Un été à Marseille, Clément est mis au pied du mur par Stéphanie, sa copine : il a 24 heures pour décider s’il veut s’installer avec elle ou ne jamais la revoir…
Amusant de découvrir le court-métrage de fin d’études d’Emmanuel Mouret quand on connaît toute sa filmographie ultérieure. Car dans ce film de près de 50 minutes, sorti en salles en 1998, il y a déjà en germes tant de choses qui font la singularité de son cinéma. En voix-off, le cinéaste-comédien narre l’histoire en première personne, celle de Clément qui aime bien son prénom, la baie des Singes, et sa copine. C’est à peu près là que l’histoire commence, une fois que le protagoniste a réussi à se mettre d’accord avec lui-même. On reconnaît bien là le ton Mouret, cet humour particulier, souvent élégant (mais qui se permet une blague salace – c’est pas lui, c’est son personnage…) et assez décalé, qui va comme un gant avec sa dégaine un peu endimanchée de grand dadais qui se laisse porter par la vie. Dans tous les films où il joue, finalement, c’est toujours peu ou prou le même personnage qu’il incarne, et déjà ici : celui d’un jeune homme maladroit et malassuré dans ses désirs, mais que les filles convoitent sans qu’on sache trop bien pourquoi. Le court-métrage est un genre de fantasme double : celui des personnages féminins, tous attirés par cet homme, et celui d’un homme qui se retrouve avec l’embarras du choix, en quelque sorte. Le tout orchestré sous la forme d’un marivaudage finement écrit et parfaitement exécuté par le quatuor Mouret-Marie Piémontèse-Maïté Maillé-Clémentine Baert.

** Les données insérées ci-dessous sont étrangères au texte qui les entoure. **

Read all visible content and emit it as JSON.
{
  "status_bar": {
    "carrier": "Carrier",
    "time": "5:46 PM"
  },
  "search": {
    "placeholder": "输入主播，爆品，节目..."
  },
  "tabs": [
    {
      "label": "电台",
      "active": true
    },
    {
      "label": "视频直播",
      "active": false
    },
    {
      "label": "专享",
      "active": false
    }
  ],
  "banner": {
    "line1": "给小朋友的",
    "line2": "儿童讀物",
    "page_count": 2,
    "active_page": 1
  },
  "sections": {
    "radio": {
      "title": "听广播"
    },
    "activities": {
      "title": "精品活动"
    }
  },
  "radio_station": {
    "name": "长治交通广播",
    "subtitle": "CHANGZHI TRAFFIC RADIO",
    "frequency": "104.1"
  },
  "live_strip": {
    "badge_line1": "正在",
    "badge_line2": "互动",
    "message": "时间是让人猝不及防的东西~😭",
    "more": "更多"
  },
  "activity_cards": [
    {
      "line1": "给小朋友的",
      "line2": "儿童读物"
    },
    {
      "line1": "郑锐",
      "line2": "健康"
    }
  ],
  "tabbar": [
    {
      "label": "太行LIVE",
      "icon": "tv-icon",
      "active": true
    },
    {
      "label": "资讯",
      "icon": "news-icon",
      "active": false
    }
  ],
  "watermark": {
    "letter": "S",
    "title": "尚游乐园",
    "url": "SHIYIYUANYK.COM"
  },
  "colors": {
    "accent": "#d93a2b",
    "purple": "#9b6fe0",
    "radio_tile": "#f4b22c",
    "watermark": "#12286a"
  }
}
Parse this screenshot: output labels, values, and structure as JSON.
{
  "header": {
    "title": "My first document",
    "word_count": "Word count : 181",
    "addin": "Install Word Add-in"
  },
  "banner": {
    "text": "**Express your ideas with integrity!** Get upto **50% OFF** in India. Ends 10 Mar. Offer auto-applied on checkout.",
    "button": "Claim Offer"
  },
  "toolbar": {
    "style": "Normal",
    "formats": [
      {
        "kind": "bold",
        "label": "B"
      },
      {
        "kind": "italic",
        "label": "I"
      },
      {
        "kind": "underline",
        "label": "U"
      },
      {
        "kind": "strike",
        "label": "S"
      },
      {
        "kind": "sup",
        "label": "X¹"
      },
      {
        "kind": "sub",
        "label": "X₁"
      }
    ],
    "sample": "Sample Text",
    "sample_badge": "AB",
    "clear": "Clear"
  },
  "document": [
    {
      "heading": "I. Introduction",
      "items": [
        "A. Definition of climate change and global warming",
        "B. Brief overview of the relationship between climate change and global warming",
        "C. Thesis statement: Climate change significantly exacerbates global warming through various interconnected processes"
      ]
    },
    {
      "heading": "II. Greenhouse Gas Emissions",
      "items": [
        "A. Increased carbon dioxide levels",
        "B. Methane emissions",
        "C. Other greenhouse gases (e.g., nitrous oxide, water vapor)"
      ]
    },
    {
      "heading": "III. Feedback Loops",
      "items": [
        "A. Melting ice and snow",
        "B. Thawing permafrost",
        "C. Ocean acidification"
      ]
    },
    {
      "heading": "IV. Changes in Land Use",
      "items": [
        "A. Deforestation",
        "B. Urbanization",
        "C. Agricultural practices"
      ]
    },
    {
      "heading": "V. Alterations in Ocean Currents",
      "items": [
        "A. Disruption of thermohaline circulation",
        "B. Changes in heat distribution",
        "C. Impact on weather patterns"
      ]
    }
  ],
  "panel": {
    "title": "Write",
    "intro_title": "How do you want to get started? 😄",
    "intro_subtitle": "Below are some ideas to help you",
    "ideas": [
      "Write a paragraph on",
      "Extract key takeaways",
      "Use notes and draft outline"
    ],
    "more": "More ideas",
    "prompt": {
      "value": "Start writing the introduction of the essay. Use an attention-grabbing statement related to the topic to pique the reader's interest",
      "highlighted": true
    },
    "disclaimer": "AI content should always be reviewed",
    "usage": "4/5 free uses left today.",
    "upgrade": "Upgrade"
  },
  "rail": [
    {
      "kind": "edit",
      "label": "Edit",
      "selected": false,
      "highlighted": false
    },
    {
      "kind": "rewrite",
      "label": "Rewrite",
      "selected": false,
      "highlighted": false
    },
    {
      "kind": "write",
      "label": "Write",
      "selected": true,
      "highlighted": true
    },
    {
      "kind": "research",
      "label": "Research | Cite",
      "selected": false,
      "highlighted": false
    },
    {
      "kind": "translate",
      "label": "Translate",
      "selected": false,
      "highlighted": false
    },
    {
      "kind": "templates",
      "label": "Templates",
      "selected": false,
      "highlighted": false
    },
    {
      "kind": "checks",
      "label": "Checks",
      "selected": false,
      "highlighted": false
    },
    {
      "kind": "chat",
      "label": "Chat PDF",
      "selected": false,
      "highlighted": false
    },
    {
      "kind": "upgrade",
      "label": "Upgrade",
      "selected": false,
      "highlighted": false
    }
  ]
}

Sous le soleil comme dans Laissons Lucie faire ou Vénus et Fleur, le désir circule et les conseils de séduction les plus saugrenus trouvent une résonnance d’une génération à l’autre. C’est toujours aussi ancré dans des problèmes de gens qui n’ont pas de problèmes, mais c’est facétieux et spirituel et on adore ça.
À bras le corps
Deux frères se préparent pour aller à l’école, mais leur maman ne se lève pas pour les y conduire…

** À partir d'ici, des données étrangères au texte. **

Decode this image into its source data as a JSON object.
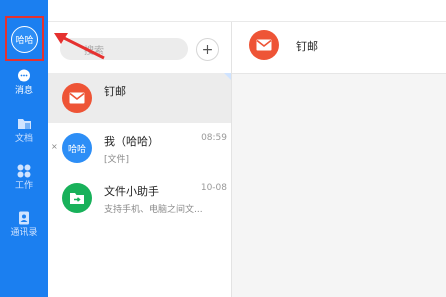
{
  "nav": {
    "avatar_label": "哈哈",
    "items": [
      {
        "label": "消息",
        "icon": "chat-bubble-icon"
      },
      {
        "label": "文档",
        "icon": "folder-icon"
      },
      {
        "label": "工作",
        "icon": "grid-icon"
      },
      {
        "label": "通讯录",
        "icon": "contacts-icon"
      }
    ]
  },
  "list": {
    "search_placeholder": "搜索",
    "add_label": "+",
    "items": [
      {
        "name": "钉邮",
        "time": "",
        "sub": "",
        "avatar": "mail-icon",
        "color": "#ee5436"
      },
      {
        "name": "我（哈哈）",
        "time": "08:59",
        "sub": "[文件]",
        "avatar_text": "哈哈",
        "color": "#2d8ef6"
      },
      {
        "name": "文件小助手",
        "time": "10-08",
        "sub": "支持手机、电脑之间文...",
        "avatar": "file-transfer-icon",
        "color": "#18b15a"
      }
    ]
  },
  "chat": {
    "title": "钉邮"
  },
  "colors": {
    "nav_bg": "#1b7ff0",
    "highlight_red": "#e5312f"
  }
}
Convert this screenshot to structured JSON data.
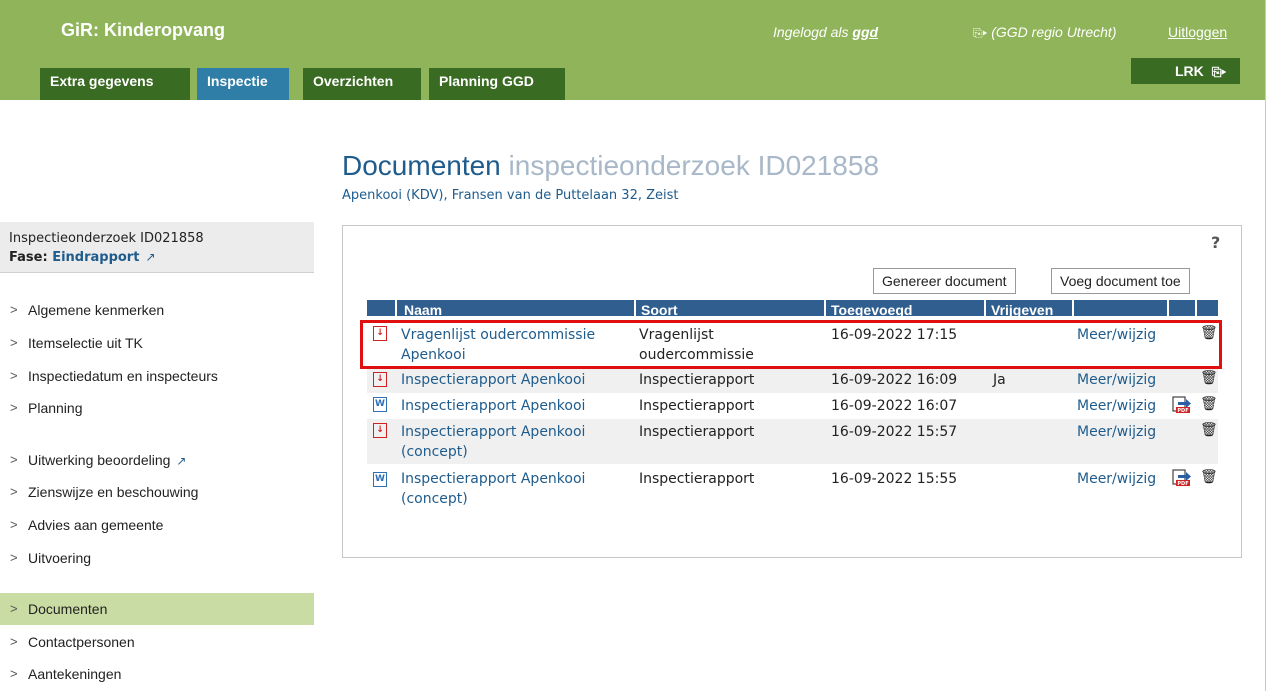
{
  "header": {
    "app_title": "GiR: Kinderopvang",
    "logged_in_prefix": "Ingelogd als ",
    "logged_in_user": "ggd",
    "region": "(GGD regio Utrecht)",
    "logout": "Uitloggen",
    "lrk": "LRK",
    "tabs": [
      {
        "label": "Extra gegevens",
        "active": false
      },
      {
        "label": "Inspectie",
        "active": true
      },
      {
        "label": "Overzichten",
        "active": false
      },
      {
        "label": "Planning GGD",
        "active": false
      }
    ]
  },
  "page": {
    "title_main": "Documenten",
    "title_sub": "inspectieonderzoek ID021858",
    "subtitle": "Apenkooi (KDV), Fransen van de Puttelaan 32, Zeist"
  },
  "sidebar": {
    "box_line1": "Inspectieonderzoek ID021858",
    "fase_label": "Fase:",
    "fase_value": "Eindrapport",
    "items": [
      {
        "label": "Algemene kenmerken"
      },
      {
        "label": "Itemselectie uit TK"
      },
      {
        "label": "Inspectiedatum en inspecteurs"
      },
      {
        "label": "Planning"
      },
      {
        "label": "Uitwerking beoordeling"
      },
      {
        "label": "Zienswijze en beschouwing"
      },
      {
        "label": "Advies aan gemeente"
      },
      {
        "label": "Uitvoering"
      },
      {
        "label": "Documenten"
      },
      {
        "label": "Contactpersonen"
      },
      {
        "label": "Aantekeningen"
      }
    ]
  },
  "panel": {
    "help": "?",
    "generate_button": "Genereer document",
    "add_button": "Voeg document toe",
    "columns": [
      "Naam",
      "Soort",
      "Toegevoegd",
      "Vrijgeven"
    ],
    "rows": [
      {
        "icon": "pdf-icon",
        "name_line1": "Vragenlijst oudercommissie",
        "name_line2": "Apenkooi",
        "soort_line1": "Vragenlijst",
        "soort_line2": "oudercommissie",
        "toegevoegd": "16-09-2022 17:15",
        "vrijgeven": "",
        "action": "Meer/wijzig"
      },
      {
        "icon": "pdf-icon",
        "name_line1": "Inspectierapport Apenkooi",
        "name_line2": "",
        "soort_line1": "Inspectierapport",
        "soort_line2": "",
        "toegevoegd": "16-09-2022 16:09",
        "vrijgeven": "Ja",
        "action": "Meer/wijzig"
      },
      {
        "icon": "word-icon",
        "name_line1": "Inspectierapport Apenkooi",
        "name_line2": "",
        "soort_line1": "Inspectierapport",
        "soort_line2": "",
        "toegevoegd": "16-09-2022 16:07",
        "vrijgeven": "",
        "action": "Meer/wijzig"
      },
      {
        "icon": "pdf-icon",
        "name_line1": "Inspectierapport Apenkooi",
        "name_line2": "(concept)",
        "soort_line1": "Inspectierapport",
        "soort_line2": "",
        "toegevoegd": "16-09-2022 15:57",
        "vrijgeven": "",
        "action": "Meer/wijzig"
      },
      {
        "icon": "word-icon",
        "name_line1": "Inspectierapport Apenkooi",
        "name_line2": "(concept)",
        "soort_line1": "Inspectierapport",
        "soort_line2": "",
        "toegevoegd": "16-09-2022 15:55",
        "vrijgeven": "",
        "action": "Meer/wijzig"
      }
    ]
  },
  "colors": {
    "header_green": "#8fb459",
    "tab_dark_green": "#3a6b23",
    "tab_active_blue": "#2f7ea8",
    "table_header_blue": "#2f5e8f",
    "link_blue": "#1f5c8c",
    "nav_active": "#c9dca3",
    "highlight_red": "#e01010"
  }
}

Elle nous a habitué(e)s à des longs-métrages déchirés par la souffrance de leurs personnages, et souvent déchirants. Mais dès son tout premier court-métrage, Katell Quillévéré avait manifesté un intérêt pour le drame et les situations de crise extrême. Ici, deux petits garçons se lèvent dans un appartement silencieux. On observe le rituel du matin, le petit déjeuner qu’on prépare en évitant de marcher sur les dalles noires du carrelage sinon c’est triché, les jeux qui terminent en bagarre, la tendresse mâtinée de cruauté qui unit une fratrie à ces âges. Mais sous le vernis du quotidien, la journée « de la photo de classe » est pour les deux gamins bien plus que cela, elle marque la bascule d’une vie normale à un destin plus sombre. Dans la pénombre de la chambre, leur mère n’est plus qu’un corps inerte, et ce qu’ils ne comprennent pas encore, nous spectateurs/trices l’avons très vite perçu. C’est là que le film est terrible, dans l’ironie dramatique qui oppose les scènes banales à l’horreur de la situation sous-jacente.
Les mains d’Andrea
Andrea est guérisseur depuis quinze ans, mais fatigué de son activité, il décide d’arrêter. Par hasard, il recroise un vieil ami qui lui demande de l’aider à surmonter la perte de sa compagne…
Si on le connaît plutôt pour des films décalés et doux-amer, Sébastien Betbeder a réalisé plusieurs courts-métrages aux tonalités variées dont celui-ci, à la photographie extrêmement sombre, faisant écho à l’état mental de son protagoniste. En voix off, Andrea (Jerzy Radziwilowicz) raconte les derniers jours de son activité de guérisseur. Dès la scène d’ouverture, sans dialogues, on peut l’observer en train d’imposer les mains sur les membres d’un homme âgé. Une pratique que l’on a pu également observer au cinéma dans Mon âme par toi guérie et qui fait toujours son petit effet à l’écran, surtout face à des phénomènes plus ou moins surnaturels comme la petite fille en apesanteur. Mais Andrea va être confronté à bien plus surprenant encore, dans le crépuscule de sa profession : venu chercher les affaires d’une morte dans une vieille maison, il se retrouve nez-à-nez avec elle, tout à fait alerte et capable de tenir une conversation. Une métaphore élégante du souvenir des êtres aimés, et de l’oubli qui guérit, qui fait penser à Eternal Sunshine of the Spotless Mind. En revenante, Nathalie Boutefeu fait preuve d’une élégance magnétique qui illumine l’écran.